Baltimore and Berg continue to be involved in similar conferences, notably the National Academies’ 2015 summit on genome-engineering ethics, a gathering where the focus was on ethical deployment of the technology and where social scientists, ethicists, and others were represented as well as genomics researchers. The spirit of that summit and other recent meetings, Baltimore and Berg say, has been the spirit of 1975.
Ethical considerations were, in fact, unavoidable at Asilomar.
“There were bioethicists at the time—people calling themselves that,” says Baltimore of philosophers and others dealing with ethical questions in the early days of biotechnology. “And there was a literary tradition, going back to Aldous Huxley,” author of “Brave New World,” a dystopian novel featuring a society of genetically modified citizens. Baltimore also notes the significance of Mary Shelley’s “Frankenstein,” a classic novel on scientific transgression and its consequences, which was published 200 years ago.
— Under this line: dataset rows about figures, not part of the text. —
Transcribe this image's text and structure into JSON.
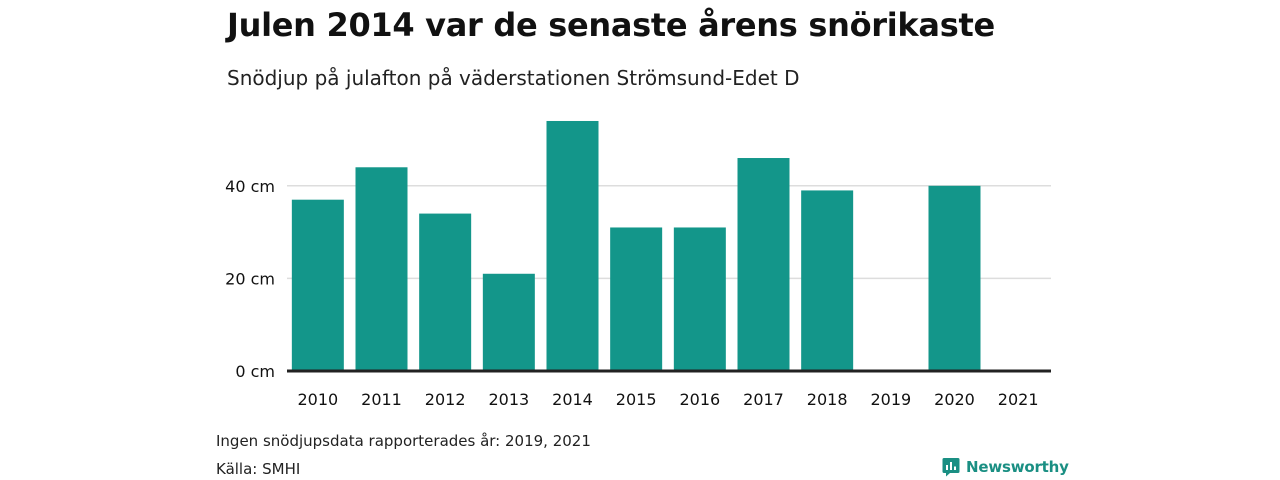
{
  "chart_data": {
    "type": "bar",
    "title": "Julen 2014 var de senaste årens snörikaste",
    "subtitle": "Snödjup på julafton på väderstationen Strömsund-Edet D",
    "categories": [
      "2010",
      "2011",
      "2012",
      "2013",
      "2014",
      "2015",
      "2016",
      "2017",
      "2018",
      "2019",
      "2020",
      "2021"
    ],
    "values": [
      37,
      44,
      34,
      21,
      54,
      31,
      31,
      46,
      39,
      null,
      40,
      null
    ],
    "yticks": [
      0,
      20,
      40
    ],
    "ytick_labels": [
      "0 cm",
      "20 cm",
      "40 cm"
    ],
    "ylim": [
      0,
      60
    ],
    "grid": true,
    "bar_color": "#13968a",
    "xlabel": "",
    "ylabel": ""
  },
  "footnote": "Ingen snödjupsdata rapporterades år: 2019, 2021",
  "source": "Källa: SMHI",
  "brand": {
    "name": "Newsworthy",
    "icon": "newsworthy-logo-icon",
    "color": "#1a8f83"
  }
}
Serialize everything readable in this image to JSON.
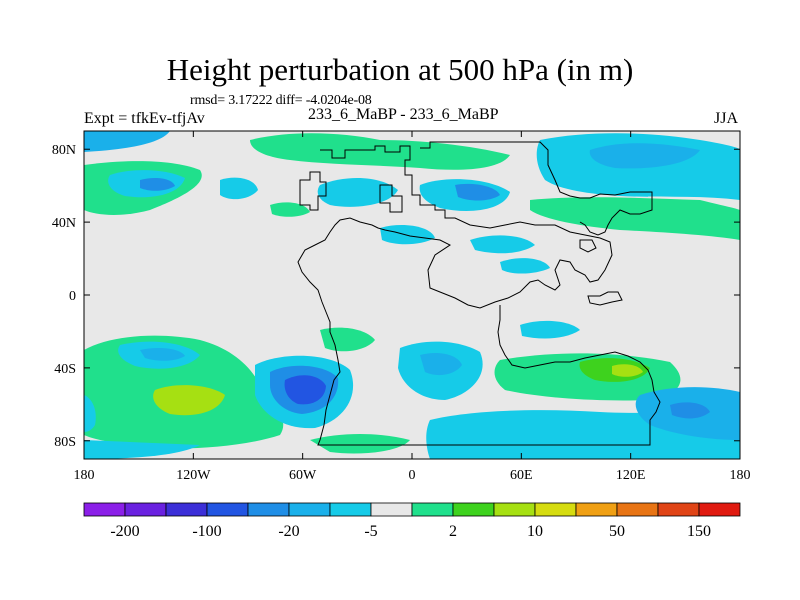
{
  "title": "Height perturbation at 500 hPa (in m)",
  "stats": "rmsd= 3.17222  diff= -4.0204e-08",
  "expt": "Expt = tfkEv-tfjAv",
  "case": "233_6_MaBP - 233_6_MaBP",
  "season": "JJA",
  "map": {
    "lon_range": [
      -180,
      180
    ],
    "lat_range": [
      -90,
      90
    ],
    "lon_ticks": [
      {
        "value": -180,
        "label": "180"
      },
      {
        "value": -120,
        "label": "120W"
      },
      {
        "value": -60,
        "label": "60W"
      },
      {
        "value": 0,
        "label": "0"
      },
      {
        "value": 60,
        "label": "60E"
      },
      {
        "value": 120,
        "label": "120E"
      },
      {
        "value": 180,
        "label": "180"
      }
    ],
    "lat_ticks": [
      {
        "value": 80,
        "label": "80N"
      },
      {
        "value": 40,
        "label": "40N"
      },
      {
        "value": 0,
        "label": "0"
      },
      {
        "value": -40,
        "label": "40S"
      },
      {
        "value": -80,
        "label": "80S"
      }
    ],
    "background_color": "#e8e8e8"
  },
  "colorbar": {
    "colors": [
      "#8b1fe8",
      "#6a21e0",
      "#3c2fd8",
      "#2255e2",
      "#1f8ee6",
      "#1ab0ea",
      "#16cbe8",
      "#e8e8e8",
      "#20e08c",
      "#3ed21e",
      "#a6e012",
      "#d6dc10",
      "#f0a014",
      "#e87414",
      "#e04416",
      "#e01a10"
    ],
    "labels": [
      {
        "after_box": 1,
        "text": "-200"
      },
      {
        "after_box": 3,
        "text": "-100"
      },
      {
        "after_box": 5,
        "text": "-20"
      },
      {
        "after_box": 7,
        "text": "-5"
      },
      {
        "after_box": 9,
        "text": "2"
      },
      {
        "after_box": 11,
        "text": "10"
      },
      {
        "after_box": 13,
        "text": "50"
      },
      {
        "after_box": 15,
        "text": "150"
      }
    ]
  }
}
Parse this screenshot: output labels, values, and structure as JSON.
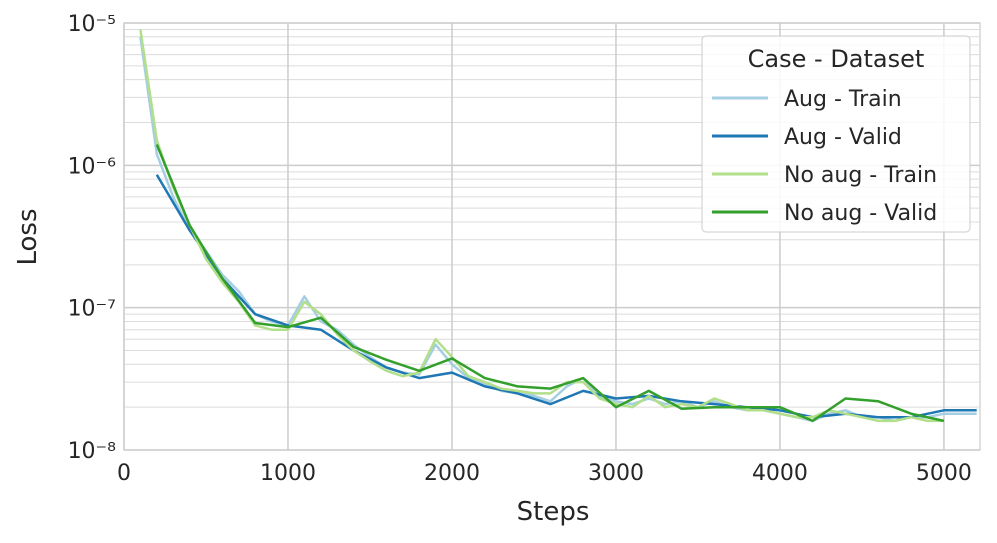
{
  "chart_data": {
    "type": "line",
    "xlabel": "Steps",
    "ylabel": "Loss",
    "xlim": [
      0,
      5220
    ],
    "xticks": [
      0,
      1000,
      2000,
      3000,
      4000,
      5000
    ],
    "ylim": [
      1e-08,
      1e-05
    ],
    "ylog": true,
    "grid": true,
    "yticks": [
      {
        "value": 1e-08,
        "label": "10⁻⁸"
      },
      {
        "value": 1e-07,
        "label": "10⁻⁷"
      },
      {
        "value": 1e-06,
        "label": "10⁻⁶"
      },
      {
        "value": 1e-05,
        "label": "10⁻⁵"
      }
    ],
    "yminorticks": [
      2e-08,
      3e-08,
      4e-08,
      5e-08,
      6e-08,
      7e-08,
      8e-08,
      9e-08,
      2e-07,
      3e-07,
      4e-07,
      5e-07,
      6e-07,
      7e-07,
      8e-07,
      9e-07,
      2e-06,
      3e-06,
      4e-06,
      5e-06,
      6e-06,
      7e-06,
      8e-06,
      9e-06
    ],
    "legend_title": "Case - Dataset",
    "legend_loc": "upper right",
    "series": [
      {
        "name": "Aug - Train",
        "color": "#a6cee3",
        "x": [
          100,
          200,
          300,
          400,
          500,
          600,
          700,
          800,
          900,
          1000,
          1100,
          1200,
          1300,
          1400,
          1500,
          1600,
          1700,
          1800,
          1900,
          2000,
          2100,
          2200,
          2300,
          2400,
          2500,
          2600,
          2700,
          2800,
          2900,
          3000,
          3100,
          3200,
          3300,
          3400,
          3500,
          3600,
          3700,
          3800,
          3900,
          4000,
          4100,
          4200,
          4300,
          4400,
          4500,
          4600,
          4700,
          4800,
          4900,
          5000,
          5100,
          5200
        ],
        "values": [
          8e-06,
          1.2e-06,
          6e-07,
          3.5e-07,
          2.5e-07,
          1.7e-07,
          1.3e-07,
          9e-08,
          8e-08,
          7.5e-08,
          1.2e-07,
          8e-08,
          7e-08,
          5.5e-08,
          4.5e-08,
          3.8e-08,
          3.5e-08,
          3.4e-08,
          5.5e-08,
          4e-08,
          3.2e-08,
          2.9e-08,
          2.6e-08,
          2.5e-08,
          2.4e-08,
          2.2e-08,
          2.8e-08,
          3.2e-08,
          2.4e-08,
          2.2e-08,
          2.1e-08,
          2.3e-08,
          2.1e-08,
          2.2e-08,
          2e-08,
          2.2e-08,
          2e-08,
          1.9e-08,
          1.9e-08,
          1.8e-08,
          1.7e-08,
          1.6e-08,
          1.8e-08,
          1.9e-08,
          1.7e-08,
          1.7e-08,
          1.6e-08,
          1.7e-08,
          1.7e-08,
          1.8e-08,
          1.8e-08,
          1.8e-08
        ]
      },
      {
        "name": "Aug - Valid",
        "color": "#1f78b4",
        "x": [
          200,
          400,
          600,
          800,
          1000,
          1200,
          1400,
          1600,
          1800,
          2000,
          2200,
          2400,
          2600,
          2800,
          3000,
          3200,
          3400,
          3600,
          3800,
          4000,
          4200,
          4400,
          4600,
          4800,
          5000,
          5200
        ],
        "values": [
          8.6e-07,
          3.5e-07,
          1.6e-07,
          9e-08,
          7.5e-08,
          7e-08,
          5e-08,
          3.8e-08,
          3.2e-08,
          3.5e-08,
          2.8e-08,
          2.5e-08,
          2.1e-08,
          2.6e-08,
          2.3e-08,
          2.4e-08,
          2.2e-08,
          2.1e-08,
          2e-08,
          1.9e-08,
          1.7e-08,
          1.8e-08,
          1.7e-08,
          1.7e-08,
          1.9e-08,
          1.9e-08
        ]
      },
      {
        "name": "No aug - Train",
        "color": "#b2df8a",
        "x": [
          100,
          200,
          300,
          400,
          500,
          600,
          700,
          800,
          900,
          1000,
          1100,
          1200,
          1300,
          1400,
          1500,
          1600,
          1700,
          1800,
          1900,
          2000,
          2100,
          2200,
          2300,
          2400,
          2500,
          2600,
          2700,
          2800,
          2900,
          3000,
          3100,
          3200,
          3300,
          3400,
          3500,
          3600,
          3700,
          3800,
          3900,
          4000,
          4100,
          4200,
          4300,
          4400,
          4500,
          4600,
          4700,
          4800,
          4900,
          5000
        ],
        "values": [
          9e-06,
          1.5e-06,
          7e-07,
          3.8e-07,
          2.2e-07,
          1.5e-07,
          1.1e-07,
          7.5e-08,
          7e-08,
          7e-08,
          1.1e-07,
          9e-08,
          6.5e-08,
          5e-08,
          4.2e-08,
          3.6e-08,
          3.3e-08,
          3.5e-08,
          6e-08,
          4.5e-08,
          3.3e-08,
          3e-08,
          2.7e-08,
          2.6e-08,
          2.5e-08,
          2.5e-08,
          3e-08,
          3e-08,
          2.3e-08,
          2.1e-08,
          2e-08,
          2.4e-08,
          2e-08,
          2.1e-08,
          2e-08,
          2.3e-08,
          2.1e-08,
          1.9e-08,
          1.9e-08,
          1.8e-08,
          1.7e-08,
          1.7e-08,
          1.9e-08,
          1.8e-08,
          1.7e-08,
          1.6e-08,
          1.6e-08,
          1.7e-08,
          1.6e-08,
          1.6e-08
        ]
      },
      {
        "name": "No aug - Valid",
        "color": "#33a02c",
        "x": [
          200,
          400,
          600,
          800,
          1000,
          1200,
          1400,
          1600,
          1800,
          2000,
          2200,
          2400,
          2600,
          2800,
          3000,
          3200,
          3400,
          3600,
          3800,
          4000,
          4200,
          4400,
          4600,
          4800,
          5000
        ],
        "values": [
          1.4e-06,
          3.8e-07,
          1.6e-07,
          7.8e-08,
          7.3e-08,
          8.5e-08,
          5.3e-08,
          4.3e-08,
          3.6e-08,
          4.4e-08,
          3.2e-08,
          2.8e-08,
          2.7e-08,
          3.2e-08,
          2e-08,
          2.6e-08,
          1.95e-08,
          2e-08,
          2e-08,
          2e-08,
          1.6e-08,
          2.3e-08,
          2.2e-08,
          1.8e-08,
          1.6e-08
        ]
      }
    ]
  }
}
Berg notes that a handful of the 150 attendees at Asilomar were not research scientists. Several lawyers were there, as well as 16 journalists from publications including Nature, the New York Times, and Rolling Stone magazine. Also in the mix was at least one professional ethicist—Dan Singer, working at the time for the Institute of Society, Ethics & Life Science.
“Many people would say it was the ethicists that turned the table of the final decision at Asilomar,” Berg says. “Up until the last night, the scientists there were inclined to say, ‘Let’s just go ahead and do it.’ ” Then the lawyers and ethicists “essentially got up and read the riot act,” and people started discussing the possible consequences of things going wrong in the lab, Berg recalls. “The next morning, suddenly almost everybody opposed to any kind of regulation, any kind of guidelines, voted to impose these guidelines on themselves.” He estimates that 95% of attendees voted in favor of guidelines.
Baltimore says the science community has become increasingly interested in the nontechnical aspects of how their work impacts society. “But I also think most scientists feel those are not questions they should try to answer by themselves,” he says. “We should be taking advantage of the existence of a community of people concerned about this from a different point of view—from the moral and ethical or legal points of view, rather than just scientific.”
Berg agrees that scientists have become increasingly more involved in questions of ethics and social justice. “And it started with Asilomar,” he says.
“Asilomar is where scientists raised the issue about concerns over the work they were doing—safety and ethical. Those have now become part of the game,” Berg says. “We are moving in the direction where science’s intent is always going to be contesting current procedures and standards in society.”